Il appartient au sous-titreur individuel de trouver des moyens créatifs de traduire le matériel en respectant toutes ces contraintes.

 

Que se passe-t-il quand ça va mal

Même lorsqu’il s’agit de traduire le sens de base, l’outil NMT ne s’en rapproche même pas. Nous avons dû complètement réécrire même la traduction automatique la plus fluide parce que les sous-titres – qui auraient bien pu fonctionner dans un contexte différent – n’avaient absolument rien à voir avec ce qui se disait à l’écran.

Le recours au « sous-titrage assisté par machine » est un problème répandu, comme le montre cet article sur le Festival du cinéma américain de Deauville . Les sous-titres français étaient criblés de traductions mot à mot maladroites, d’erreurs de traduction et d’un mélange incohérent de pronoms formels et informels, grâce aux dernières « solutions de pointe ».

Malheureusement, cela n’a pas empêché les fournisseurs de services linguistiques de se tourner vers la traduction automatique pour le contenu audiovisuel et de réduire leurs tarifs (et leurs normes) en conséquence. Le syndicat suédois des sous-titreurs Medietextarna a récemment mis sur liste noire une société appelée lyuno pour avoir fait exactement cela.

 

La touche humaine

Cependant la plupart des entreprises ont des attentes plus réalistes quant à ce que la traduction automatique peut faire.

Une enquête récente de l’UE a montré que les PME européennes ont tendance à utiliser la traduction automatique à des fins d’information uniquement (comme pour comprendre les sites Web et les réseaux sociaux). La plupart choisissent encore de travailler avec des traducteurs professionnels pour leurs activités principales (ventes, marketing, contrats, négociation, etc.).

Seules des traductions effectuées par un humain garantissent que le style sera précis et exact.

 

A qui faites-vous confiance ?

Vous pensez peut-être que les traductions automatiques sont impartiales et sont donc plus fiables que les traducteurs individuels. Mais ce n’est pas nécessairement le cas.

Prenez des enregistrements audio, par exemple. Ce que quelqu’un dit peut prendre des significations très différentes hors de son contexte. De la même manière que le sous-titrage, le manque d’informations visuelles et de contexte pose un problème pour la traduction automatique.

Les avocats ont souvent besoin de faire traduire des conversations enregistrées afin qu’elles puissent être utilisées comme preuve. La traduction finale doit non seulement être fidèle à la transcription originale, mais doit également être approuvée par la partie adverse.

Dans cette situation, vous avez besoin de linguistes experts qui peuvent discuter et justifier de la façon dont ils ont traduit le matériel et interprété sa signification.

 

Éviter les biais

Un autre problème avec la technologie de l’IA en général est le parti pris.

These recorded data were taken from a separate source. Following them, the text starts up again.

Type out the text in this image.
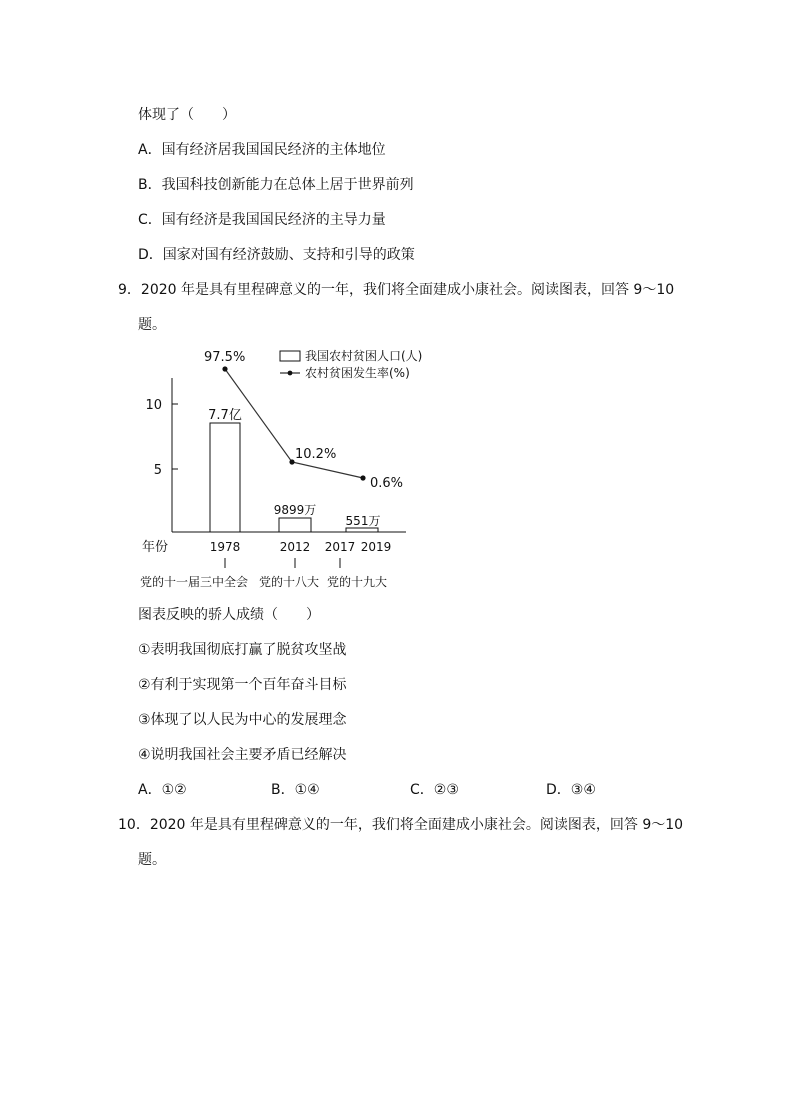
体现了（　　）
A．国有经济居我国国民经济的主体地位
B．我国科技创新能力在总体上居于世界前列
C．国有经济是我国国民经济的主导力量
D．国家对国有经济鼓励、支持和引导的政策
9．2020 年是具有里程碑意义的一年，我们将全面建成小康社会。阅读图表，回答 9～10
题。
10
5
7.7亿
9899万
551万
97.5%
10.2%
0.6%
我国农村贫困人口(人)
农村贫困发生率(%)
年份	1978	2012 2017 2019
党的十一届三中全会 党的十八大 党的十九大
图表反映的骄人成绩（　　）
①表明我国彻底打赢了脱贫攻坚战
②有利于实现第一个百年奋斗目标
③体现了以人民为中心的发展理念
④说明我国社会主要矛盾已经解决
A．①②	B．①④	C．②③	D．③④
10．2020 年是具有里程碑意义的一年，我们将全面建成小康社会。阅读图表，回答 9～10
题。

Il a été démontré que les algorithmes reflètent les préjugés et les stéréotypes qui existent dans la société et en ligne. Les images générées automatiquement d’Alexandria Ocasio-Cortez en bikini n’en sont qu’un des nombreux exemples.

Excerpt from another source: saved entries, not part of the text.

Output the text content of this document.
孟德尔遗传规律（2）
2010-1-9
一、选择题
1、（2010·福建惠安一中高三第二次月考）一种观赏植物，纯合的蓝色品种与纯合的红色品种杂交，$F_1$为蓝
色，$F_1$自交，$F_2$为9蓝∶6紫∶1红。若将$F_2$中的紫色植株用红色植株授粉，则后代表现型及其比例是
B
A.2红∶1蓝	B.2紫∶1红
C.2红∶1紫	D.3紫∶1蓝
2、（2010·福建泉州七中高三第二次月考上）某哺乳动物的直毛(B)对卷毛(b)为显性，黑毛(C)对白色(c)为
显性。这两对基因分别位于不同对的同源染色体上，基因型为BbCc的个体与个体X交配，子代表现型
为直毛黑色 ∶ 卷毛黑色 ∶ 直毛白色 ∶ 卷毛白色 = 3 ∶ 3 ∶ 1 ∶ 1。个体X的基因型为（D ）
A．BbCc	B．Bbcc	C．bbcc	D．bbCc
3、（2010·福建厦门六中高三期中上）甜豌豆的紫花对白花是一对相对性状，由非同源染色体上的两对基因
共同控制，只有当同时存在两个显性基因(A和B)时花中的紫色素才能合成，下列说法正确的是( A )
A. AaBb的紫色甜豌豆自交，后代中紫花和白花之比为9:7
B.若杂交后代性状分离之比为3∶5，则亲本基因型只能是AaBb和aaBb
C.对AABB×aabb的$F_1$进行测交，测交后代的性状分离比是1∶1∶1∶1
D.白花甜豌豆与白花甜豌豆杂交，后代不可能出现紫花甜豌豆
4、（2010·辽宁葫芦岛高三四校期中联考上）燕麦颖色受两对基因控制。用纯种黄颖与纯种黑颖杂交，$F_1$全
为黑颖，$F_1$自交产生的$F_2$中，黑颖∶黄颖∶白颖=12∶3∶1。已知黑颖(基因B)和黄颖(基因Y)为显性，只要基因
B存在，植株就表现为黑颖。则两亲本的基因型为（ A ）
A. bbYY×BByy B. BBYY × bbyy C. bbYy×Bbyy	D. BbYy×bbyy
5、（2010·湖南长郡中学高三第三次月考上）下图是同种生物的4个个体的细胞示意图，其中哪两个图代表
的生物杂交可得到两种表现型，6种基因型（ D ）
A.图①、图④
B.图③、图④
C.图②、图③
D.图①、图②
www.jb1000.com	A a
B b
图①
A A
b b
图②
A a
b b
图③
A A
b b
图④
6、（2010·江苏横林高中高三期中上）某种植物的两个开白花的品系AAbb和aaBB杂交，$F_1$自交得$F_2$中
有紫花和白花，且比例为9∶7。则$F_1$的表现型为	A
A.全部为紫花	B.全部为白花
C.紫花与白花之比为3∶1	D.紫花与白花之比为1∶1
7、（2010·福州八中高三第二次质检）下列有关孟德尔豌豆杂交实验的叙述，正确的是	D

Mais ce ne sont pas seulement les algorithmes de recherche et de saisie semi-automatique qui font des hypothèses biaisées sur nos identités. Il a également été démontré que la traduction automatique hérite des préjugés des sources de données qui y sont introduites.

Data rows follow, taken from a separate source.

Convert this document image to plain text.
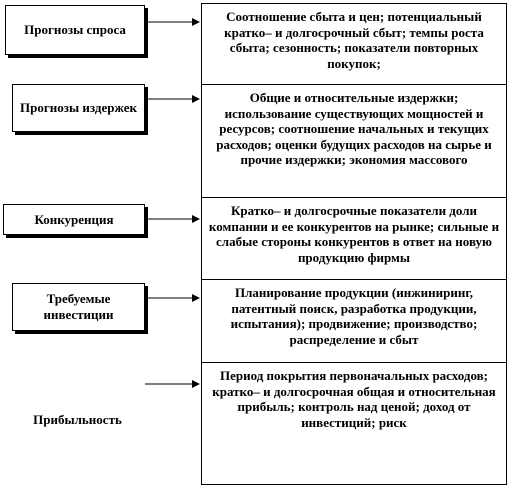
Прогнозы спроса
Прогнозы издержек
Конкуренция
Требуемые инвестиции
Прибыльность
Соотношение сбыта и цен; потенциальный кратко– и долгосрочный сбыт; темпы роста сбыта; сезонность; показатели повторных покупок;
Общие и относительные издержки; использование существующих мощностей и ресурсов; соотношение начальных и текущих расходов; оценки будущих расходов на сырье и прочие издержки; экономия массового
Кратко– и долгосрочные показатели доли компании и ее конкурентов на рынке; сильные и слабые стороны конкурентов в ответ на новую продукцию фирмы
Планирование продукции (инжиниринг, патентный поиск, разработка продукции, испытания); продвижение; производство; распределение и сбыт
Период покрытия первоначальных расходов; кратко– и долгосрочная общая и относительная прибыль; контроль над ценой; доход от инвестиций; риск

L’équipe derrière Google Translate a trouvé quelques solutions de base pour éviter les concepts sexués, y compris des options féminines et masculines pour les traductions du turc vers l’anglais (« Il est médecin »/ »Elle est médecin », etc.).

Mais il existe toujours un risque que les traductions générées automatiquement contiennent un langage injurieux ou biaisé, surtout si elles s’appuient sur des sources de données inconnues (textes parallèles compilés par le fournisseur de solutions ou trouvés en ligne).

À une époque où les marques sont de plus en plus conscientes des préjugés inconscients et du besoin de diversité et d’inclusivité dans leurs communications, les spécialistes du marketing ne peuvent pas se permettre d’utiliser des traductions automatiques qui s’appuient sur des sources de données obsolètes ou biaisées.

 

Une question de style

Enfin, les traductions automatiques sont généralement dépourvues de style. La cohérence du ton est garantie mais vous n’obtenez pas un ton de voix unique. Il est laborieux (et donc coûteux) de former des moteurs NMT pour apprendre le style spécifique d’une publication ou d’une marque. Bien que des efforts aient été faits pour développer des moteurs personnalisés pour les entreprises (voir les dernières solutions de Microsoft), les résultats sont encore inférieurs au travail produit par un traducteur professionnel.

 

L’avenir de la traduction

Bien que de plus en plus sophistiquée, la traduction automatique n’a pas remplacé les traducteurs. Mais elle a eu un impact profond sur notre travail.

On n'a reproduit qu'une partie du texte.